Weder Familie, Namen, Geschlecht, Sexualität oder Körper. Alles, was man gemeinhin unter dem Stichwort Identität subsumieren würde: Es ist angreifbar, verletzlich, ungewiss. „Erinnerungen legten sich aufeinander wie Folien und verrutschten“, heißt es im Roman. Wer sagt dir, wer du bist – zwischen Selbstauflösung und eigentlicher Bestimmung? Zwischen Herkunft und Zukunft? „Außer sich“ erzählt von Ausgrenzungen und Abgrenzung, aber auch von der Solidarität unter denjenigen, die sich selbst nicht in den vorgefertigten Bahnen des Mainstreams verorten können.
Beim Brechtfestival ist Sasha Marianna Salzmann mit ihrem Schriftsteller- Kollegen Deniz Utlu zu Gast. Mit ihm verbindet sie die Erfahrung des kollektiven Schreibens im Autorenduo „Angry Birds“ sowie die gemeinsame Gründung und Herausgeberschaft für das Magazin „Freitext“, das seit 2011 all denjenigen eine Stimme verleiht, die in der herkömmlichen medialen Berichterstattung nicht vorkommen. Auf der brechtbühne wird die Autorin aus „Außer sich“ lesen und im Anschluss daran mit Deniz Utlu über fließende Identitäten ins Gespräch kommen.
Ort: brechtbühne
Tickets: 15€ » 10€
In Kooperation mit dem Theater Augsburg
SASHA MARIANNA SALZMANN ist in Wolgograd und Moskau aufgewachsen. Inzwischen lebt sie als Theaterautorin, Essayistin, Dramaturgin und Kuratorin in Berlin.
Sie studierte Literatur, Theater und Medien in Hildesheim sowie Szenisches Schreiben an der Universität der Künste Berlin. 2009 erhielt sie den exil-DramatikerInnenpreis der WIENER WORTSTAETTEN, 2012 den Kleist-Förderpreis für junge Dramatiker und 2013 den Publikumspreis der Mülheimer Theatertage. Seit der Spielzeit 2013/14 ist sie Hausautorin am Gorki in Berlin und war bis 2015 Künstlerische Leiterin des Studio.

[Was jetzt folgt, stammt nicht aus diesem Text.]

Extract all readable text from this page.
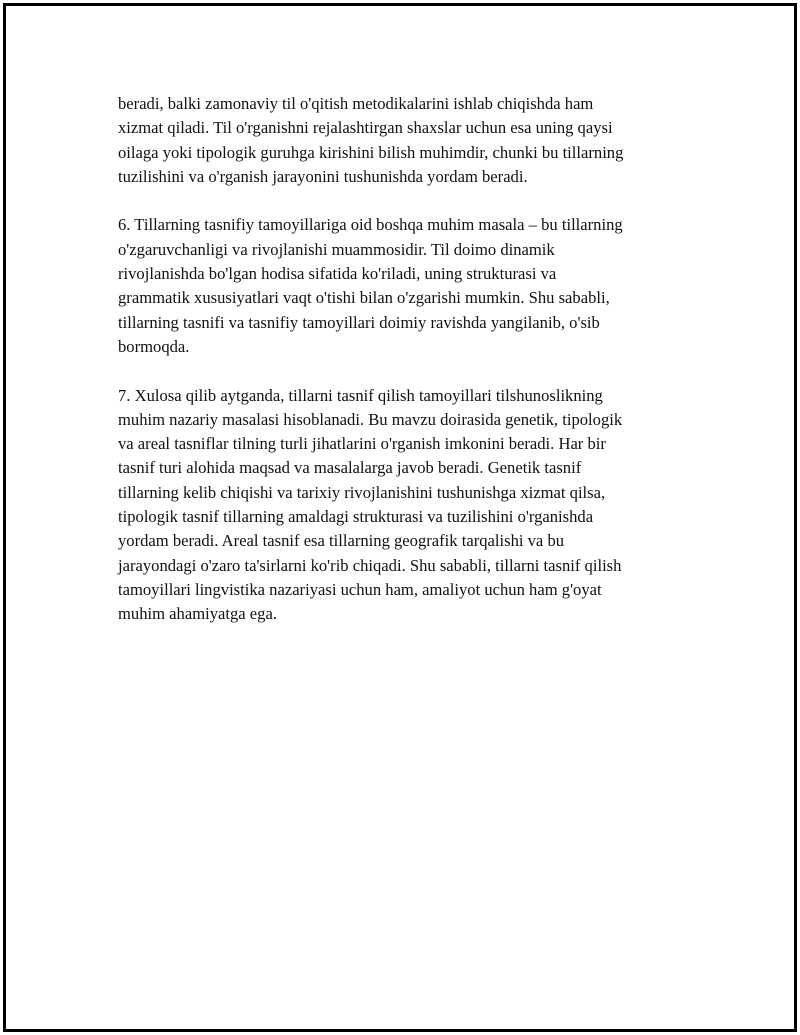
beradi, balki zamonaviy til o'qitish metodikalarini ishlab chiqishda ham
xizmat qiladi. Til o'rganishni rejalashtirgan shaxslar uchun esa uning qaysi
oilaga yoki tipologik guruhga kirishini bilish muhimdir, chunki bu tillarning
tuzilishini va o'rganish jarayonini tushunishda yordam beradi.

6. Tillarning tasnifiy tamoyillariga oid boshqa muhim masala – bu tillarning
o'zgaruvchanligi va rivojlanishi muammosidir. Til doimo dinamik
rivojlanishda bo'lgan hodisa sifatida ko'riladi, uning strukturasi va
grammatik xususiyatlari vaqt o'tishi bilan o'zgarishi mumkin. Shu sababli,
tillarning tasnifi va tasnifiy tamoyillari doimiy ravishda yangilanib, o'sib
bormoqda.

7. Xulosa qilib aytganda, tillarni tasnif qilish tamoyillari tilshunoslikning
muhim nazariy masalasi hisoblanadi. Bu mavzu doirasida genetik, tipologik
va areal tasniflar tilning turli jihatlarini o'rganish imkonini beradi. Har bir
tasnif turi alohida maqsad va masalalarga javob beradi. Genetik tasnif
tillarning kelib chiqishi va tarixiy rivojlanishini tushunishga xizmat qilsa,
tipologik tasnif tillarning amaldagi strukturasi va tuzilishini o'rganishda
yordam beradi. Areal tasnif esa tillarning geografik tarqalishi va bu
jarayondagi o'zaro ta'sirlarni ko'rib chiqadi. Shu sababli, tillarni tasnif qilish
tamoyillari lingvistika nazariyasi uchun ham, amaliyot uchun ham g'oyat
muhim ahamiyatga ega.
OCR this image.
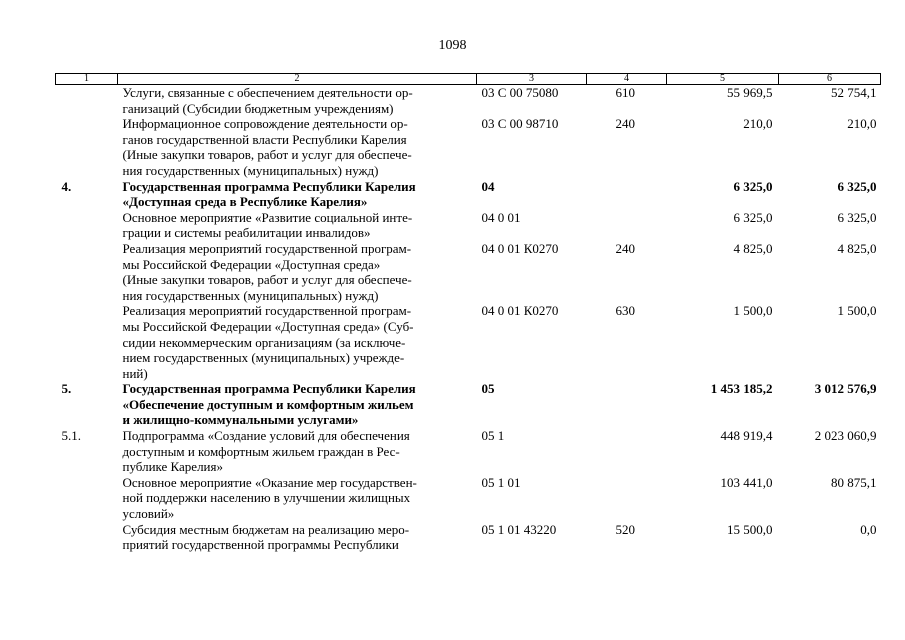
1098
1	2	3	4	5	6

	Услуги, связанные с обеспечением деятельности ор-
ганизаций (Субсидии бюджетным учреждениям)	03 С 00 75080	610	55 969,5	52 754,1

	Информационное сопровождение деятельности ор-
ганов государственной власти Республики Карелия
(Иные закупки товаров, работ и услуг для обеспече-
ния государственных (муниципальных) нужд)	03 С 00 98710	240	210,0	210,0
4.	Государственная программа Республики Карелия
«Доступная среда в Республике Карелия»	04		6 325,0	6 325,0

	Основное мероприятие «Развитие социальной инте-
грации и системы реабилитации инвалидов»	04 0 01		6 325,0	6 325,0

	Реализация мероприятий государственной програм-
мы Российской Федерации «Доступная среда»
(Иные закупки товаров, работ и услуг для обеспече-
ния государственных (муниципальных) нужд)	04 0 01 К0270	240	4 825,0	4 825,0

	Реализация мероприятий государственной програм-
мы Российской Федерации «Доступная среда» (Суб-
сидии некоммерческим организациям (за исключе-
нием государственных (муниципальных) учрежде-
ний)	04 0 01 К0270	630	1 500,0	1 500,0
5.	Государственная программа Республики Карелия
«Обеспечение доступным и комфортным жильем
и жилищно-коммунальными услугами»	05		1 453 185,2	3 012 576,9
5.1.	Подпрограмма «Создание условий для обеспечения
доступным и комфортным жильем граждан в Рес-
публике Карелия»	05 1		448 919,4	2 023 060,9

	Основное мероприятие «Оказание мер государствен-
ной поддержки населению в улучшении жилищных
условий»	05 1 01		103 441,0	80 875,1

	Субсидия местным бюджетам на реализацию меро-
приятий государственной программы Республики	05 1 01 43220	520	15 500,0	0,0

DENIZ UTLU wurde in Hannover geboren. Er studierte in Berlin Volkswirtschaft mit philosophischem Schwerpunkt. Neben Romanen schreibt er Theaterstücke,
Lyrik, Kurzprosa, Erzählungen und Essays. Sein Roman „Die Ungehaltenen“ erschien 2014 und wurde 2015 im Maxim Gorki Theater für die Bühne adaptiert. Seit 2017 hat er eine eigene Kolumne zu den Themen Politik, Literatur und Reisen im Tagesspiegel.